In vitro effect of levonorgestrel on sperm fertilizing capacity and mouse embryo development

Abstract

The objectives of this study were to assess the expression of α- d-mannose binding sites in human spermatozoa, human sperm–oocyte interaction and the development of early stages of mouse embryo in the presence of levonorgestrel (LNG). Semen samples were obtained from 16 normozoospermic men. Spermatozoa were separated by Percoll gradient and incubated overnight for capacitation. The kinetic analysis of the expression of α- d-mannose binding sites was determined at 0, 4 and 22 h and in 22 h-capacitated spermatozoa that had been exposed to 1, 10 or 100 ng/mL of LNG or to a control medium for 30 min.
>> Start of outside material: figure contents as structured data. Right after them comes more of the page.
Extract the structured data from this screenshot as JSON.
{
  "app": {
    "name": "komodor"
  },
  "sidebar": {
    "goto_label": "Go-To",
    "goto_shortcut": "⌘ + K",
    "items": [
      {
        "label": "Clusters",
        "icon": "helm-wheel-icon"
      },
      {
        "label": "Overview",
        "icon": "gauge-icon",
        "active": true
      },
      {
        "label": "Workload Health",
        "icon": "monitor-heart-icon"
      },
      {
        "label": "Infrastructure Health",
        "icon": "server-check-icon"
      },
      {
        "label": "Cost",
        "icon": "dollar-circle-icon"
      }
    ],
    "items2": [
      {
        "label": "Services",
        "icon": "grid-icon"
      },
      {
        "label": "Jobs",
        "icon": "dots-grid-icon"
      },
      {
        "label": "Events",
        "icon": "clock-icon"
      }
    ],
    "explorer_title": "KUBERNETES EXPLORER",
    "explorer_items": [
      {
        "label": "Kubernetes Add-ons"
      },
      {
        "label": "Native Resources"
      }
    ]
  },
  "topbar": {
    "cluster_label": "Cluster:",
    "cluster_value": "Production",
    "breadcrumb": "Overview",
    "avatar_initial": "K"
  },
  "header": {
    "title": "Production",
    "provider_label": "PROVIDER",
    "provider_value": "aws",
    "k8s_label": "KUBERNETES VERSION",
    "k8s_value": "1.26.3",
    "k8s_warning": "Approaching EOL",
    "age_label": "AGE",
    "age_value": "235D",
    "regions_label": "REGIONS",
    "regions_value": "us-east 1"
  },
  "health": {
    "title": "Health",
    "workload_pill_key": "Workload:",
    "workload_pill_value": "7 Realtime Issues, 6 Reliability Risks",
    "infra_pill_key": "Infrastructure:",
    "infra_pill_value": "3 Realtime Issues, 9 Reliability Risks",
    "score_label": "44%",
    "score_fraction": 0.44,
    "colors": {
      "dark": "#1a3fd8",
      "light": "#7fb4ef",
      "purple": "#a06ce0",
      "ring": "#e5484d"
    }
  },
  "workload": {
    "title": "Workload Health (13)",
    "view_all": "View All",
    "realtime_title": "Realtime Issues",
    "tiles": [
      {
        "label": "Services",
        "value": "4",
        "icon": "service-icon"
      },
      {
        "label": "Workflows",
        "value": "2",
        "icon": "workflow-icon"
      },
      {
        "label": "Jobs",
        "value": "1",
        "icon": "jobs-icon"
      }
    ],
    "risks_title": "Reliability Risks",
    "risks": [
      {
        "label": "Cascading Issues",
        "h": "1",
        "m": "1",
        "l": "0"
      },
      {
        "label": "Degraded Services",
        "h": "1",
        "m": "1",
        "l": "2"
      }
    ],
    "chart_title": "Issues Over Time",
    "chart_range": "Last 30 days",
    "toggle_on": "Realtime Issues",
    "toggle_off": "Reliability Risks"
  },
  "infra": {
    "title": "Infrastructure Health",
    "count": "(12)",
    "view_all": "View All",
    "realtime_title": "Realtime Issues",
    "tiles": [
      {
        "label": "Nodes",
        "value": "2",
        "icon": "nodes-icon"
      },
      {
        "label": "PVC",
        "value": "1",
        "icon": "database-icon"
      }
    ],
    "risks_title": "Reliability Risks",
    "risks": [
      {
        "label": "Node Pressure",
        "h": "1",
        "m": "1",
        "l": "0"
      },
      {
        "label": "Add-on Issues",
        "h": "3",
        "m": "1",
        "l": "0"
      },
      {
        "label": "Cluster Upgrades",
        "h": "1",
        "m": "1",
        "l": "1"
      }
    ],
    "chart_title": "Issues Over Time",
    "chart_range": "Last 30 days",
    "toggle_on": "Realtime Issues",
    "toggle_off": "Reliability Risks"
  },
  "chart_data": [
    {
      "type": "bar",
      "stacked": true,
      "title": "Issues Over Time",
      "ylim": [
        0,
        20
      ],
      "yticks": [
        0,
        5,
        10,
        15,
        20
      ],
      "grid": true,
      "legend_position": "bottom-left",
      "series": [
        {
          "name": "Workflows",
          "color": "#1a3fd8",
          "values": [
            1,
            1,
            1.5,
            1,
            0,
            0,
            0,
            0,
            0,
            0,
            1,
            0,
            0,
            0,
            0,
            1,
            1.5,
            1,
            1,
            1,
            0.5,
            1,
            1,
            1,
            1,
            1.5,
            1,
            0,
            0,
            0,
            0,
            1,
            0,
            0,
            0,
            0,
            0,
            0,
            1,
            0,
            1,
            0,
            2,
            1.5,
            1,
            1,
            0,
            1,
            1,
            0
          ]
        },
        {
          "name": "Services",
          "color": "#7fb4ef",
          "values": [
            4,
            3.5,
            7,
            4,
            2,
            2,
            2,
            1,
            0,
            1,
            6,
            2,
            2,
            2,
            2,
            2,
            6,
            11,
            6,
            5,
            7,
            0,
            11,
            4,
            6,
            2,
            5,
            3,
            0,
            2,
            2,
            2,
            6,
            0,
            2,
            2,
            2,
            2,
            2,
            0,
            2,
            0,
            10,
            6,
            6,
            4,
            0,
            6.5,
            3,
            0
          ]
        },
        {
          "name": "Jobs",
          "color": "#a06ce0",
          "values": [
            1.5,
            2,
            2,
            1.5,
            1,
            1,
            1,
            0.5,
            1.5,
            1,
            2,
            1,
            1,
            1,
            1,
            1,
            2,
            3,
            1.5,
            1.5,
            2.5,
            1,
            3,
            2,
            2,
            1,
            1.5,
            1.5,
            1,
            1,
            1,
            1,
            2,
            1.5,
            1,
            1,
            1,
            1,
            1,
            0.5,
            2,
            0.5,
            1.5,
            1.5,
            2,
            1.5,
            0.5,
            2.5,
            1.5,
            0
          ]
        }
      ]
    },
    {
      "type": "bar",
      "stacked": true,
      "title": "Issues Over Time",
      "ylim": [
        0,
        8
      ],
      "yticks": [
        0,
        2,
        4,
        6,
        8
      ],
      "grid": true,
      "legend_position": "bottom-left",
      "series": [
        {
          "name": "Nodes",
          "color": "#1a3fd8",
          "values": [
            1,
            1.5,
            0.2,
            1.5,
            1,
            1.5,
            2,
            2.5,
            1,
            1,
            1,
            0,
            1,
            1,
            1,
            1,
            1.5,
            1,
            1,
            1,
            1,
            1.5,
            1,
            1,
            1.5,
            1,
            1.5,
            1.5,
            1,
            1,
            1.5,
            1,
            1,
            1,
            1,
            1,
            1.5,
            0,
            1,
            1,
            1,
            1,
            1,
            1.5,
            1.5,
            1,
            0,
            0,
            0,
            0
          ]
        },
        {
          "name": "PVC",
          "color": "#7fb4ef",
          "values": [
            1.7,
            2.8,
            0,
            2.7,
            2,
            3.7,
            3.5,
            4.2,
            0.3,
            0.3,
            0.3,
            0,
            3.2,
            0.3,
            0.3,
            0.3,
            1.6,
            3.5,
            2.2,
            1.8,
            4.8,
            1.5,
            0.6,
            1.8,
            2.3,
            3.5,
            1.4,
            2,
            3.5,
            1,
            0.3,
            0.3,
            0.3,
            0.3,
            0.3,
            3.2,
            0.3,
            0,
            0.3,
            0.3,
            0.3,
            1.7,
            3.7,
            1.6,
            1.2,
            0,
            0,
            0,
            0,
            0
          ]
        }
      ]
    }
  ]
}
Sperm binding sites for α- d-mannose were detected using commercial α- d-mannosylated bovine serum albumin conjugated with fluorescein isothiocyanate. To evaluate sperm–oocyte interaction, each oocyte was placed in a 100-μL droplet containing one of the three doses of LNG or control medium and inseminated with 1.0×10 5 motile spermatozoa/mL, after which the number of bound spermatozoa was evaluated. A total of 157 two-cell embryos recovered from eight mice was pooled and assigned randomly to treatment (1, 10 or 100 ng/mL of LNG) or control groups. There was a significant increase in the expression of specific α- d-mannose binding sites (Patterns II and III) during the incubation of spermatozoa under capacitating conditions. In the presence of LNG, results showed that there was no significant difference in the expression of specific α- d-mannose binding sites (Patterns II and III) at any LNG concentration tested compared with those spermatozoa in control medium. None of the LNG concentrations were capable of modifying the number of spermatozoa tightly bound to the human zona pellucida. There was no association between the presence or absence of LNG or the different doses of LNG evaluated and mouse embryo development. In conclusion, the hypothesis that in vitro exposure to LNG could interfere with sperm function and could contribute to the mechanism of action of this form of contraception was not confirmed but cannot be ruled out by the results of this study.